Jordan tersenyum puas mendengarnya. "Gitu dong. Lo harus kuat dan semangat!" seru Jordan.

"Tapi Dan, gue nggak boleh gitu nyapa Icil sebentar?" tanya Bumi.

"Nggak boleh."

"Nelepon?"

"Nggak, Bumi."

"SMS Icil?"

"Nggak, nggak!"

"Ngelirik doang gitu, nggak boleh juga?"

"ASTAGHFIRULLAH, BUMI!" gereget Jordan mulai kehabisan kesabaran. "Nggak boleh, Bumiii!!!"

****
Keesokan hari, Bumi memantapkan hatinya, bahkan semalaman dia melatih dirinya untuk bersikap tidak peduli kepada Icil. Bumi benar-benar melakukan ide yang disarankan Jordan untuknya seperti saat ini, Bumi hanya diam dan fokus dengan soal-soal Fisikannya, tak membuka suara sama sekali. Ketika Icil masuk ke dalam kelas pun Bumi berlagak biasa saja tanpa menyapa gadis itu.

"Tumben lo telat masuk?" tanya Arum. Tangannya sibuk memasukkan beberapa buku ditasnya.

"Gue ke Dinas pendidikan dulu sama Pak Udin. Katanya gue harus ngelengkapin persyaratan dulu baru bisa ikut olimpiade," jelas Icil. "Lo mau kemana?"

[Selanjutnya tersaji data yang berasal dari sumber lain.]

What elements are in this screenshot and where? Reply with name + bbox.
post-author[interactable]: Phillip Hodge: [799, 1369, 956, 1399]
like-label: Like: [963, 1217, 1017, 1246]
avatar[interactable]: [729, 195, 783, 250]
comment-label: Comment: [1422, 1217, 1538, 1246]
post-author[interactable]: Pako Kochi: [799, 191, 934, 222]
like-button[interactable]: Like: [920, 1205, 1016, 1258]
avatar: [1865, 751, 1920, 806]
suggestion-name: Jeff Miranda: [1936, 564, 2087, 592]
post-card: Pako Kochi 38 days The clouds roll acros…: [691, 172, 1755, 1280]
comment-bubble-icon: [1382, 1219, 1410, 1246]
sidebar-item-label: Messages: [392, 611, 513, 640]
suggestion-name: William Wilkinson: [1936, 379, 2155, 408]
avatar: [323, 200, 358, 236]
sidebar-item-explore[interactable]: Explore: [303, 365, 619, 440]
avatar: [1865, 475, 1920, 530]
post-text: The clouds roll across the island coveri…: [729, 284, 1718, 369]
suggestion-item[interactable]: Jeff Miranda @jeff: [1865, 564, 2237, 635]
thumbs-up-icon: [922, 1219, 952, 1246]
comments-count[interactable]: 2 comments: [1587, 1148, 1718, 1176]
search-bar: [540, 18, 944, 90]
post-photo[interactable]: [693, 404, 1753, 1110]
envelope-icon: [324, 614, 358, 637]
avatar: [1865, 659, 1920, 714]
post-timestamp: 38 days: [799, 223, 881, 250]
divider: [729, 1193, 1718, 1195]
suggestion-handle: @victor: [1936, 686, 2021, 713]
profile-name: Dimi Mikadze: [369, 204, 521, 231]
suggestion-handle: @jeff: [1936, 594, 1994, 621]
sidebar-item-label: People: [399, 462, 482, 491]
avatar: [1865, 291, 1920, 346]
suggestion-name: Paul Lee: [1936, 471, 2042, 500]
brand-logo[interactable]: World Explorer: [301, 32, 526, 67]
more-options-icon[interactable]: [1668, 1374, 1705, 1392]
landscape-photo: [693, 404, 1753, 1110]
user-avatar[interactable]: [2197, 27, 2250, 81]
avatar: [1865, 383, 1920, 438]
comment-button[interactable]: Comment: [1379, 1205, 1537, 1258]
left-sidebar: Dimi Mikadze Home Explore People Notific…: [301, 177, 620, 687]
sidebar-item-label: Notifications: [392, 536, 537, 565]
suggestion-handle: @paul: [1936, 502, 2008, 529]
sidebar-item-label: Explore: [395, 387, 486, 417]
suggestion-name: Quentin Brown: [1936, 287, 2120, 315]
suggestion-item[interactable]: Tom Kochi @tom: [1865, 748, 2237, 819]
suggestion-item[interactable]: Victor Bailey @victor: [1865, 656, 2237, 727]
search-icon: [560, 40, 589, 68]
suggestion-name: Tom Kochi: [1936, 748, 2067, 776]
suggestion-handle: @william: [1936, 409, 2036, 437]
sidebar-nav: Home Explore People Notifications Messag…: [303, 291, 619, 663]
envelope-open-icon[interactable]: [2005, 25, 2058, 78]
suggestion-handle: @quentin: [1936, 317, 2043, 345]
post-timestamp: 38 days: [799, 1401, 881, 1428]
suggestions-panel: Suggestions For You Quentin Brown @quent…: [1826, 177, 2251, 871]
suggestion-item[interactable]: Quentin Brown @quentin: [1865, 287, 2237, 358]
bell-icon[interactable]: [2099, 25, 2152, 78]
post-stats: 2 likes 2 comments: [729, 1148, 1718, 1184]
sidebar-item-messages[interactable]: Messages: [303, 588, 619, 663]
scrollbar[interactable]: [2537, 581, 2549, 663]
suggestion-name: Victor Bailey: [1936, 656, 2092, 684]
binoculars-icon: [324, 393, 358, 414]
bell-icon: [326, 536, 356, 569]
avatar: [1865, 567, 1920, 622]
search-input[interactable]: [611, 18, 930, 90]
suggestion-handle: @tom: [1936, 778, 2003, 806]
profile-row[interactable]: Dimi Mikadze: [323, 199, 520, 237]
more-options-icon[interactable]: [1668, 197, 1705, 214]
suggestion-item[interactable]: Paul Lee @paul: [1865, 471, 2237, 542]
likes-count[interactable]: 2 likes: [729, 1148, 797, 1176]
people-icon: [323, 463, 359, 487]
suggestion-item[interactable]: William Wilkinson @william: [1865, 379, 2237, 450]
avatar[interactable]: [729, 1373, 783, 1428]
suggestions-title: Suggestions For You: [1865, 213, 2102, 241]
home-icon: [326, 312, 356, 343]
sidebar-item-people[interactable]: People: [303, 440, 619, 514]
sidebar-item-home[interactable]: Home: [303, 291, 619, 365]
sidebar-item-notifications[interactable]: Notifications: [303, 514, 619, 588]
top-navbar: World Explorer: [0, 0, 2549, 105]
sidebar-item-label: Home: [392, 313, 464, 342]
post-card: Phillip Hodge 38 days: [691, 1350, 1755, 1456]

"Gue mau nemenin adik gue dulu yang lagi sakit, habisnya nggak ada yang jagain dia di rumah sakit." jawab Arum harap-harap cemas.

"Hah! Adik lo kenapa?" kaget Icil.

"Dia kena DBD. Makanya adik gue harus masuk rumah sakit. Doain, ya, semoga adik gue lekas sembuh."

"Aamiin." ucap Icil dan Ariel bersamaan.

"Gue udah rangkum beberapa soal dan jawaban Fisika. Lo bisa baca-baca dan koreksi kalau ada yang salah," pesan Arum.

"Oke." ucap Icil mengiyakan.

"Gue duluan, ya," pamit Arum. "Riel, gue berangkat," lanjutnya.

Icil dan Ariel menganggukkan kepala bersamaan, membiarkan Arum keluar dari kelas.

Icil mengambil duduk di hadapan Ariel, meletakkan tas dan mengeluarkan beberapa bukunya. Icil diam-diam berpikir, merasa ada yang kurang pagi ini, aneh.

Benar, suara Bumi. Yang biasanya pagi-pagi sudah berkicau tak jelas, ia tak mendengarnya pagi ini. Icil menoleh, melihat Bumi sebentar. Pria itu tak mengajaknya bicara sama sekali dan fokus mengerjakan soal-soalnya. Bumi tak menghiraukan kehadiran Icil. Tak biasanya.

Sikap Bumi yang mendadak berubah pendiam tentu membuat Icil heran. Beberapa kali, Icil mencuri pandang untuk melirik Bumi. Ia semakin merasa aneh dengan pria itu. Bumi bertingkah seperti tak melihat Icil di kelas ini. Icil tak bisa menahan rasa penasarannya. "Riel," panggil Icil.

"Apa?"

"Kenapa dari tadi Bumi diam aja?"

"Ekm, tumben banget seorang Fricilla Emly Hermawan nanyain tentang Bumi. Biasanya, kan, lo males banget kalau ngomongin soal Bumi. Kok sekarang malah nanya-nanya, sih? Lo khawatir, yaa, sama dia? Apa lo mau denger dari orangnya langsung? Gue bisa kok, tanya langsung sama orang yang bersangkutan?" goda Ariel.

"Apaan, sih, Riel. Jangan ngaco, deh, lo. Mana ada gue khawatir sama dia. Malahan gue seneng hari ini dia nggak gangguin gue lagi."

"Jangan-jangan Bumi jadi pendiem kayak gitu. Mungkin karena elo tolak mentah-mentah kemarin. Iya nggak, sih?" tebak Ariel.

Icil tiba-tiba teringat akan ucapannya yang cukup kasar di koridor kemarin. Apakah pria itu marah padanya?